If the order is not deemed final, the words “closed” and “terminated” should be removed from the docket and the order should be amended to say: “Should Plaintiff fail timely to file an amended complaint, the clerk shall close the action without further Order of the Court.”
If this court maintains that the order is not a final order, for clarification, this court should order that a notice of appeal is not due on any part of the order until September 6, 2020. The plaintiff may stand on her pleadings and appeal; or amend.
The petitioner, like most of the citizens of our nation, had her life turned upside-down by the Coronavirus Pandemic and does not know yet if she will amend or appeal.
The trial court should have denied motions to dismiss on all issues as the operative complaint was written, but Plaintiff can make the complaint withstand even the erroneous finding of flaws with alternative causes of action and additional causes of action. For example, where the Court decided the libel per se causes are subject to Arkansas law, plaintiff can change the name to “false light invasion of privacy” and plead alternatively by California law and Arkansas law.

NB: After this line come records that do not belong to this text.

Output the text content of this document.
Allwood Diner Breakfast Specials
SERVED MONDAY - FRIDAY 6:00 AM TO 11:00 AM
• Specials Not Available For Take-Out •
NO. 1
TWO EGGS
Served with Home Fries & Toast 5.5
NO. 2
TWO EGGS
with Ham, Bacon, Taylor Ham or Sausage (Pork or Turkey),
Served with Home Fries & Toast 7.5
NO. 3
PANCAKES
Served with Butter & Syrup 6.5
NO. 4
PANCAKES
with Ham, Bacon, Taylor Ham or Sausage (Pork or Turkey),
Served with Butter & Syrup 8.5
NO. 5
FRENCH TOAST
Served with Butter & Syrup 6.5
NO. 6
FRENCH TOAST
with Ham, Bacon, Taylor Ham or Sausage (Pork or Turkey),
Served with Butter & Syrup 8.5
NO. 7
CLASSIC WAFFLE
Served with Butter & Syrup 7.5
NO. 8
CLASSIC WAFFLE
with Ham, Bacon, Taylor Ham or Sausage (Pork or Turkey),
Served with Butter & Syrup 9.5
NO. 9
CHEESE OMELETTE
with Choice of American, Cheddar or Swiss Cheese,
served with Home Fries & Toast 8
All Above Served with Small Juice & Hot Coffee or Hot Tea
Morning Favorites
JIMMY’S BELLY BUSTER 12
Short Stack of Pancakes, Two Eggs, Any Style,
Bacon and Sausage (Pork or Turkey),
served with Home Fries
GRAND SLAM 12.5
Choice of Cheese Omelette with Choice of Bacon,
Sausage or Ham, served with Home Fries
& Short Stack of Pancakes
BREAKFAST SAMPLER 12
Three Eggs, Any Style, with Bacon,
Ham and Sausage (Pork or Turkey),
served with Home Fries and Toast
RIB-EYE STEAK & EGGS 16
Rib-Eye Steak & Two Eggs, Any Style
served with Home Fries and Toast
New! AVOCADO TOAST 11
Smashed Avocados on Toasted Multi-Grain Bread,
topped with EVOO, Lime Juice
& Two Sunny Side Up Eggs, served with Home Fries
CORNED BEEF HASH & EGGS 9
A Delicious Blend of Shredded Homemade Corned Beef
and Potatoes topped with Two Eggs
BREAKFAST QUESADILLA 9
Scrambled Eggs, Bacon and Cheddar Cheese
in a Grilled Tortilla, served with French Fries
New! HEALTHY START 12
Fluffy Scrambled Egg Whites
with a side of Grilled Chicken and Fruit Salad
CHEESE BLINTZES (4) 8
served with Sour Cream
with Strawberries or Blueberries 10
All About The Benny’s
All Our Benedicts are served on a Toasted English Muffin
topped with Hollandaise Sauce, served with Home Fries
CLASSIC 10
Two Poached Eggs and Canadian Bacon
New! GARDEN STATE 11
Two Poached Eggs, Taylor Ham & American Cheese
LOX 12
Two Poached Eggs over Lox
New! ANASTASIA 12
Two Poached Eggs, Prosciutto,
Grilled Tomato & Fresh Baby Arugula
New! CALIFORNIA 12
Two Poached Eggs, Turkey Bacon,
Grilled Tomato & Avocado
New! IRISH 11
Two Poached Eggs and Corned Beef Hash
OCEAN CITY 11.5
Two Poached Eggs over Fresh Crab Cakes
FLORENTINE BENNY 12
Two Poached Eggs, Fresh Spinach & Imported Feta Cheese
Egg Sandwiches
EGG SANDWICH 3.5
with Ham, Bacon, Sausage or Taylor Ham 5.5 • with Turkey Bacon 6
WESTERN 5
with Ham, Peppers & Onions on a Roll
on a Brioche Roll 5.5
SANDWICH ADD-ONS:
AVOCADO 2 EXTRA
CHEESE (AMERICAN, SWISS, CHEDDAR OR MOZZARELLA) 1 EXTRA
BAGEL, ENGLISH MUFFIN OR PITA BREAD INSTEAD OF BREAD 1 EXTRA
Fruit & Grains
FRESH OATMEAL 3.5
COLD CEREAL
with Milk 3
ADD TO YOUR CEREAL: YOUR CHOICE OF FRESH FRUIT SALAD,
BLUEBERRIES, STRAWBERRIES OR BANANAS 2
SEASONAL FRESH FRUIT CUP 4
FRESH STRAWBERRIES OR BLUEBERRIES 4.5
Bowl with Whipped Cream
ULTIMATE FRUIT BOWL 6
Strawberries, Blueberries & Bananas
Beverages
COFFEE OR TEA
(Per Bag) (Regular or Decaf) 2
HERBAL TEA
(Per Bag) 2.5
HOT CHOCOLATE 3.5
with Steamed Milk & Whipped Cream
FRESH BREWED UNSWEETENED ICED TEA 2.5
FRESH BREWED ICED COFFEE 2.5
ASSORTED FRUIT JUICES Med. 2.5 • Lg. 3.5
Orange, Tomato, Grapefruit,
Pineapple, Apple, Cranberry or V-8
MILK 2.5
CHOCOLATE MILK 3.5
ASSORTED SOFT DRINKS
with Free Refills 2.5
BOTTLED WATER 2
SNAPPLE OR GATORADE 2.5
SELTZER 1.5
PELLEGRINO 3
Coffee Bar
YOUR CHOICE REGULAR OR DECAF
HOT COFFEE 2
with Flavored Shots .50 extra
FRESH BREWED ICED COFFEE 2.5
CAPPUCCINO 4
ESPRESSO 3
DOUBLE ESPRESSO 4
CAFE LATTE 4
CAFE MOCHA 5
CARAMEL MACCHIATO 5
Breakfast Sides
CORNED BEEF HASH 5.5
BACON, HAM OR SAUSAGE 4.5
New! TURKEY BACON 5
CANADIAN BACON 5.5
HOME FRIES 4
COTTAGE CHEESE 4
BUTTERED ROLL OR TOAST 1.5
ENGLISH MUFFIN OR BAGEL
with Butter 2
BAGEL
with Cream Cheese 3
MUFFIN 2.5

If this Court allows the appeal to proceed now with a stay on when the amendment is due, then plaintiff will have her brief on the two orders named on the notice of appeal ready in about two weeks. She will amend the remaining issues after the appeal is decided. An attorney will mediate on behalf of the petitioner if the defendants agree or this Court orders mediation.
If this court sends the case back to the district court without an appeal plaintiff prays for instructions for the presiding judge to recuse herself in the interest of justice and court economy.
Verification
The foregoing is true to the best of petitioner’s knowledge and belief and is sworn to under penalty of perjury according to the laws of the United States of America.